“Grüß Gott”: The Twentieth Century

During World War I, local German-Americans protested the English blockade of food and surgical supplies to Germany and the atrocity propaganda used to justify the British government’s action. The local branch of the German-American National Alliance (DANB) with 900 members boycotted banks that sold Allied War Bonds in 1915. This measure had limited success. From Vienna, the local journalist, Carl Dannhauser, reported about the starving population their and in Germany. On German-American Day in October 1916, over $7,000 was raised to benefit war victims in Germany and Austria-Hungary.

On April 2, 1917, the United States declared war on Germany despite considerable public opposition. Just a few months after the United States entered the war, Secretary of the Treasury, William Gibbs McAdoo, called the public mood a “delirium”. Sauerkraut became liberty cabbage, German Shepards became Alsatians and the city of Syracuse banned pinochle, a German card game. The press published calls for mass hangings of “disloyal German-Americans” and some clergymen compared Germans to cholera germs that must be annihilated. Despite this, naturalized Germans collected relief funds for the Red Cross and served in the U.S. Army.

The war, national prohibition beginning in 1919, and the closing of free immigration in 1921 affected German-American organizations. Membership in the societies of Germania Hall increasingly shifted to second generation German-Americans. However, institutions in Rensselaer County survived the war far better than those in Albany, drawing on a larger German population.

After World War II, many of the German churches dissolved. Germania Hall and its inner societies remained the center of German-American social life. The hall’s building at 134 River Street suffered fire damage in 1949 and in 1954 the society built a new hall at its current location, 309 Third Avenue in Lansingburgh. A Ladies Auxiliary was established in 1975 and three years later the Schuhplattlerverein Alpenklang (Bavarian folk dancing society) followed. To celebrate its 100th Anniversary in 1990, Germania Hall published a history of its organization and its inner societies. Today, Germania Hall remains a center of German-American life with traditional German dinners being served on Friday evenings.

In 1985, Dr.

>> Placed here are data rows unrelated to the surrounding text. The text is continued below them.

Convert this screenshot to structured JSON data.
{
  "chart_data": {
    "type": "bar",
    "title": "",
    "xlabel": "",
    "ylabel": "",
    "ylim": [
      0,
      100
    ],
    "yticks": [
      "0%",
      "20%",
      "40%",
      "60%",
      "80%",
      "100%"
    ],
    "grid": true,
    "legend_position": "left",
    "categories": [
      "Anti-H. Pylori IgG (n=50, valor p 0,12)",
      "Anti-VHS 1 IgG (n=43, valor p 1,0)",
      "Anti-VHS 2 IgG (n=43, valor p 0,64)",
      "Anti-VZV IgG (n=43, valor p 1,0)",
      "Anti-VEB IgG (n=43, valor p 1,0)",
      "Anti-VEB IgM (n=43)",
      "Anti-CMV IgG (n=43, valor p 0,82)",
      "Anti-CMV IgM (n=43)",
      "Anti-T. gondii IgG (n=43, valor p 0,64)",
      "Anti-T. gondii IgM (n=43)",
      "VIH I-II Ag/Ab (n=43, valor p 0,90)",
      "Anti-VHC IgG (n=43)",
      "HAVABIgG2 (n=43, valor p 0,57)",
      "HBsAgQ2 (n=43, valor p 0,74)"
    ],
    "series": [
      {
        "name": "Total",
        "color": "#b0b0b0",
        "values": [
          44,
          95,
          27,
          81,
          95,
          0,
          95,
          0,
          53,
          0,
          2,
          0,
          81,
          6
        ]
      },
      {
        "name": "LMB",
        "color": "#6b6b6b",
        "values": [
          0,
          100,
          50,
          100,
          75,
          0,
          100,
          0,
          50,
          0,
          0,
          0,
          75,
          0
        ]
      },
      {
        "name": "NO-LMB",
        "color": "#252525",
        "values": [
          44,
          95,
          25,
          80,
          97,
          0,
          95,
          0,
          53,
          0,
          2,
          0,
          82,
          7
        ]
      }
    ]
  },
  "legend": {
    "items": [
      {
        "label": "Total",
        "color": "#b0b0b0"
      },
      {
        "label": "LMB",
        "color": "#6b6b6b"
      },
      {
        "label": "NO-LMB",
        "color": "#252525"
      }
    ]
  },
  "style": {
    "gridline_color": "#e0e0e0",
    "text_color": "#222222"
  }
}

Hannelore Wilfert, Professor of German (now emerita) of Russell Sage College founded, together with other first-generation Germans, the German-American Culture Club. The club conducts its monthly meetings in German and programs address culture from literary, musical and culinary presentations to current developments in Germany.

Both organizations look forward to the new Millennium with a heartfelt Grüß Gott to Rensselaer County.